Now, decades later, Republicans want to re-institutionalize people. The party that spent forty years dismantling mental health infrastructure suddenly rediscovered the value of psychiatric care. Except they are not proposing the kind of well funded, voluntary, community-based treatment that actually works. They are talking about sweeps, removals, and involuntary commitment. It sounds less like healthcare and more like making uncomfortable poverty invisible.
This represents a stunning ideological reversal, though one consistent with a deeper pattern. The modern MAGA Republican Party does not operate from coherent principles or policy positions. It operates from grievance, from aesthetics, from whatever Donald Trump said most recently. Reagan and fiscal conservatives cut mental health services because of small government ideology and cost savings.
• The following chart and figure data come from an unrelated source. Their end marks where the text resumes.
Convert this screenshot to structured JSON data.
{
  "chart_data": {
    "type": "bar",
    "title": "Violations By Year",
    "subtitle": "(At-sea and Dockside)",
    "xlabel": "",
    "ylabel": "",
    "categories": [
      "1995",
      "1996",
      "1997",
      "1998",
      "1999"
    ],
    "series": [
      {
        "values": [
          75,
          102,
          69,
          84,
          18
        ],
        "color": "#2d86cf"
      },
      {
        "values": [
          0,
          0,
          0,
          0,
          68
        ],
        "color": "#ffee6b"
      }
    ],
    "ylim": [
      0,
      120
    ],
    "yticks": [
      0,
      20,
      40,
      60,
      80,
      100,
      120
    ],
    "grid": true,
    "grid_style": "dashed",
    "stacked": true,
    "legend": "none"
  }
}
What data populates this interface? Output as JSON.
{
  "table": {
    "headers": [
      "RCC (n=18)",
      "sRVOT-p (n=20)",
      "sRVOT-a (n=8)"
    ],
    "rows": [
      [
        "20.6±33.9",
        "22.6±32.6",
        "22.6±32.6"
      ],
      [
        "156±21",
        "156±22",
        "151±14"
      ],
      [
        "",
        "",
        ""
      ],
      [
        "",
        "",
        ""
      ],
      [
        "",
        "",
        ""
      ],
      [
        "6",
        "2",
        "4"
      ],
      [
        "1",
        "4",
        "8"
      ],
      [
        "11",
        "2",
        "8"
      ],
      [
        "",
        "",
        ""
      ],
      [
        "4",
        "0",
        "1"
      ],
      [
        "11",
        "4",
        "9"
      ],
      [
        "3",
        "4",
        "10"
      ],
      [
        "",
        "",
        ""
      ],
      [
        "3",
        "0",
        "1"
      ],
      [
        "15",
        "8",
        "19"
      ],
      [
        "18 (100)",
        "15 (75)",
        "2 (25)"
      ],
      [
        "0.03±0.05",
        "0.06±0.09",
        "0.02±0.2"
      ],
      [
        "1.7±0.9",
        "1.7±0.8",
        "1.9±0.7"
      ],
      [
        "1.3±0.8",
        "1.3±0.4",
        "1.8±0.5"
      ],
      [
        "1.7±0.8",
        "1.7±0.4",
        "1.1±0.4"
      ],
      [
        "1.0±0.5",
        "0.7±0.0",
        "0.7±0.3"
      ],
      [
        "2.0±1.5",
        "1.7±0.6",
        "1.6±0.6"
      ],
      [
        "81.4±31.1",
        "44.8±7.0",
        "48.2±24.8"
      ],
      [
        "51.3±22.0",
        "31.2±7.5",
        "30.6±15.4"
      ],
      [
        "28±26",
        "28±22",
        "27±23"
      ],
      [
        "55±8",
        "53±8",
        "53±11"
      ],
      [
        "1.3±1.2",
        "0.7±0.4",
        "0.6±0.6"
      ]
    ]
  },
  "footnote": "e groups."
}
Today’s Republicans want to expand institutional commitment not because they have embraced government solutions but because they want homeless people out of sight.
It is policy making as performance art, reactive rather than thoughtful, designed to appeal to emotions rather than solve problems. The cruelty seems to be the point, dressed up in language about compassion and public safety.
The problem has multiple solutions which prove effective. Strong safety nets that include SNAP, Medicaid, and housing assistance prevent homelessness better than any sweeps or institutions ever could. The solution to homelessness requires people to understand its complexities while dedicating resources to treat vulnerable populations with respect.
But solutions require acknowledging complexity, committing resources, and treating vulnerable people with dignity. That seems beyond the current Republican imagination, trapped as it is in the shallow waters of Trump’s bigotry and the party’s desperate scramble to justify whatever he says next.
Feed people. House people. Treat illness. Pay living wages. These are not radical ideas. They are basic civilization, the kind that used to enjoy bipartisan support before one party decided that cruelty and ignorance were winning strategies.